Nasib Pilu Warga Tionghoa di Awal Kemerdekaan, Tak Bisa Rayakan Imlek karena Menderita
Orang-orang Tionghoa menganggap sangat keterlaluan bila mereka bergembira, sementara saudara-saudara mereka sedang tertimpa bencana. Bahkan banyak yang kehilangan harta dan jiwa sanak familinya. “Maka tahun baru Imlek waktu itu tidak mereka rayakan," kata Marcus AS.
Pada tahun 1948, Imlek juga belum bisa dirayakan. Orang-orang Tionghoa yang belum menjadi warga negara Indonesia terbebani perang saudara yang berkecamuk di Tiongkok.
Harapan mereka tentang cita-cita “Satu Tiongkok” makmur, buyar. Begitu juga dengan tahun 1949. Belanda melancarkan agresi militer ke dua dan banyak orang Tionghoa menjadi korban.
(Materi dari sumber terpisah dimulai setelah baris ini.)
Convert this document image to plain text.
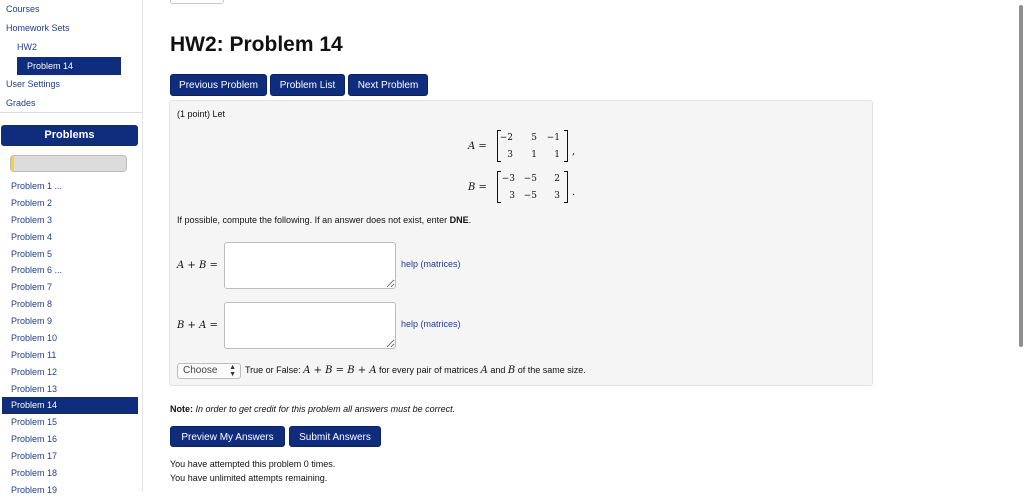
Courses
Homework Sets
HW2
Problem 14
User Settings
Grades
Problems
Problem 1 ...
Problem 2
Problem 3
Problem 4
Problem 5
Problem 6 ...
Problem 7
Problem 8
Problem 9
Problem 10
Problem 11
Problem 12
Problem 13
Problem 14
Problem 15
Problem 16
Problem 17
Problem 18
Problem 19
HW2: Problem 14
Previous Problem	Problem List	Next Problem
(1 point) Let
A =
−2	5	−1
3	1	1 ,
B =
−3 −5	2
3 −5	3 .
If possible, compute the following. If an answer does not exist, enter DNE.
A + B =	help (matrices)
B + A =	help (matrices)
Choose ▲
▼ True or False: A + B = B + A for every pair of matrices A and B of the same size.
Note: In order to get credit for this problem all answers must be correct.
Preview My Answers	Submit Answers
You have attempted this problem 0 times.
You have unlimited attempts remaining.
Tidak sedikit rumah-rumah orang Tionghoa dibakar. Banyak yang kehilangan harta, nyawa maupun sanak famili. Banyak yang kemudian tidak memiliki tempat tinggal, bercerai dan kehilangan anak.
Beribu-ribu orang berada dalam situasi mencekam sekaligus kekurangan sandang pangan. "Tahun baru (Imlek) masih dianggap tidak pantas untuk dirayakan," kata Marcus AS.
Lepas dari tahun 1949, situasi Indonesia berangsur-angsur membaik, sehingga pada saat itu orang-orang Tionghoa mulai berani merayakan tahun baru Imlek, meskipun tidak secara besar-besaran.